By Stephanie Butzer
For Powell Sykes, the pastor at Westminster Presbyterian Church, everything started with a simple question from a member of his church: “How did this happen?”
The member was referring to how the Presbyterian Church (U.S.A.) denomination that the church belonged to had voted to remove standards of fidelity in marriage and chastity in singleness for its officers.
“This departure from what Westminster understood to be clear biblical teaching was unfathomable to its members,” Sykes said. “Now, two years later, the congregation is about to become the first church in Burlington belonging to the Evangelical Presbyterian Church denomination.”
When this was first discussed, Mike Stewart, a member at the church, said he was not surprised.
“I knew some of the concerns I had with the PC U.S.A. and when Pastor Sykes brought it up, it wasn’t surprising that our church needed to consider making a move from a denomination that we had less in common with to a denomination that we have more in common with when it comes to our biblical beliefs,” Stewart said.
The Westminster Presbyterian Church on Webb Avenue will become the second church to make the change in Alamance County. The Mebane Presbyterian Church switched in February.
The congregation had the opportunity not to follow Sykes, but they agreed with his points and have been involved in the long process. Sykes had to explain the reasoning and background for this decision many times and decided to write a book about it.
Sykes wrote, “Out of Order: The Self-Destruction of a Mainline Denomination” out of inspiration from the member’s question. It was published Nov. 16, 2012 and explains how the old denomination has more problems than just sexual ethics in the modern day.
“Pastor Sykes’ book gave a good, clear understanding of his concerns that mirrored my concerns and several other people’s within the church,” Stewart said.
Sykes had been pastoring for 25 years and the decision to leave the denomination was not an easy one.
“I love being in this denomination, but as the years went by it became very obvious that when I said I believed certain things and other people said they believed the same thing, they meant something different from what I meant,” Sykes said.
For example, he said when he said the phrase, “We submit to the lordship of Jesus Christ,” he interpreted this to mean that Jesus lived, died and rose again, while other people believed the phrase meant a Christ concept would appear.
Sykes compared this struggle to a married couple and discovering one of them has been cheating on the other. While both people took the same vows, one is defined as a liar.
“That’s a lot of the feeling that I have had to deal with over the past few years,” he said.
Sykes said in a world where birds of a feather flock together, the church must be a bizarre flock filled with “hawks and doves, peacocks and penguins, mockingbirds and chickens, and yes, even a few turkeys like me,” Sykes said.

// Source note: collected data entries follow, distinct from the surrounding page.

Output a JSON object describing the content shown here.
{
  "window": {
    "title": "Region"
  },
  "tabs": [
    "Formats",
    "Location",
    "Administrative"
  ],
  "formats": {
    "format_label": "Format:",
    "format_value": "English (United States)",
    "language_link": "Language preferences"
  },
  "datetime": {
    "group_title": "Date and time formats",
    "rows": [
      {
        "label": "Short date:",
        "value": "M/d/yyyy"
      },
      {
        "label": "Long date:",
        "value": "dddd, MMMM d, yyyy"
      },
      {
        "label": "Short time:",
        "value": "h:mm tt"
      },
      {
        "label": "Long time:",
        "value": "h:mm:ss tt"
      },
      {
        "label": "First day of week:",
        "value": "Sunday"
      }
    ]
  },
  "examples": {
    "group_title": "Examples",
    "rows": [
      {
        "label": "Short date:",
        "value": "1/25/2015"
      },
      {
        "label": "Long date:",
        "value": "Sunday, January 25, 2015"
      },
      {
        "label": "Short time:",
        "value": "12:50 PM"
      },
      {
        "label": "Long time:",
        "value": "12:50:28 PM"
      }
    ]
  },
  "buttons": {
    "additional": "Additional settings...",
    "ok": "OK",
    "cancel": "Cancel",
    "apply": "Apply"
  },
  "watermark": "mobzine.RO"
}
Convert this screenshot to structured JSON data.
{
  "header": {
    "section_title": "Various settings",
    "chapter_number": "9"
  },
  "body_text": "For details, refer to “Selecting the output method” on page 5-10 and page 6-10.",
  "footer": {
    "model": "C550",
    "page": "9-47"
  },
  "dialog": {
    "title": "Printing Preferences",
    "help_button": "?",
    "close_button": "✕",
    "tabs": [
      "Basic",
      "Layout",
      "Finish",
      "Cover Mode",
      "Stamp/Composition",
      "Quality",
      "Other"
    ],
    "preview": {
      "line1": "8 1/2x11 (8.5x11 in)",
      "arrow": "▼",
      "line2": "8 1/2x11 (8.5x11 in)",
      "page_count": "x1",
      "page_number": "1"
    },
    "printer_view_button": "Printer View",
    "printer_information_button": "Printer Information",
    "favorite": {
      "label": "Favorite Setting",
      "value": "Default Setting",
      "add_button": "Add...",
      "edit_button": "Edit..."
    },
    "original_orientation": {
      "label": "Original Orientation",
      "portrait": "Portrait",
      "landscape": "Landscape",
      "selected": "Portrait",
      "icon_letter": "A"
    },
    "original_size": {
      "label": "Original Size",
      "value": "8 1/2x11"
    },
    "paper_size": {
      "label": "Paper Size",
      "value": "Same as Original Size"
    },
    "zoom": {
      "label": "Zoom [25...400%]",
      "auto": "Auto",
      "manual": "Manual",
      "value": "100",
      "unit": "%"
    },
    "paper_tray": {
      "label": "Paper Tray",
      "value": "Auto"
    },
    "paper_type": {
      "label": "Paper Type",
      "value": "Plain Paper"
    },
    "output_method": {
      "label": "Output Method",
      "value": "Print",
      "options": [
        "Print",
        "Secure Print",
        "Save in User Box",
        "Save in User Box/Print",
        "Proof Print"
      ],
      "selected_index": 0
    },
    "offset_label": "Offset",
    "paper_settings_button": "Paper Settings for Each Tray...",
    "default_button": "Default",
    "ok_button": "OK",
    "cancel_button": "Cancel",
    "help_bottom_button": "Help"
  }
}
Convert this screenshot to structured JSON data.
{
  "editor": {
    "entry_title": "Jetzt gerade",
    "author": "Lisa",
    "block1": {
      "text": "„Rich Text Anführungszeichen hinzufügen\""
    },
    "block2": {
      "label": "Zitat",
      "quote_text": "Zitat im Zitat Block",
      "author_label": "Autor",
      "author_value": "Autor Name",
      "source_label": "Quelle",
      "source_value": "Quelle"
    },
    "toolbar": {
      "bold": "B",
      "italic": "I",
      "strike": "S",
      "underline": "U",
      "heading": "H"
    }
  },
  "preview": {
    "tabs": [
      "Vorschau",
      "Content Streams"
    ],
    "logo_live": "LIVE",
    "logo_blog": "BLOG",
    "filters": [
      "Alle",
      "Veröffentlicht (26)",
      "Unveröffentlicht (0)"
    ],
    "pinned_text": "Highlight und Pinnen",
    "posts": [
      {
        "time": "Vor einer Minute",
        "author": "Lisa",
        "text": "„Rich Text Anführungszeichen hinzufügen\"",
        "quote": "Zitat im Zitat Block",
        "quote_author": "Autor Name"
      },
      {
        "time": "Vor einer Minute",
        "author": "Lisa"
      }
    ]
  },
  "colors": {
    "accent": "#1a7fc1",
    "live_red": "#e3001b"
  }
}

Most of the members of the congregation at Westminster are convinced that in order to be a truthful to their faith, the denomination needed to be committed to the essential beliefs it had held since it was founded in 1913.
The congregation voted in February to request dismissal from Presbyterian Church (USA) to the Evangelical Presbyterian Church.
“Because its old presbytery adopted a gracious dismissal policy for churches in 2009, Westminster has been able to negotiate to keep all of its property, with which it will be dismissed, it is expected, in May of 2013,” Sykes said.
As of now, Sykes has heard little criticism. He has received letters and calls from around the country from people who explained how they had felt the same for a long time, but didn’t know how to say it, Sykes said.
“So far, I think it’s been really good,” said Janet Cumby, a church member. “There have been ups and downs; we’ve had our struggle. Anytime you get with a group of people and make changes, there are going to be struggles.”
Even though most of the process has remained positive, Sykes said he feels no joy for leaving the denomination.
“That’s not what I wanted to do, but I feel like the denomination left me, that I remain faithful to what I said I believe,” he said.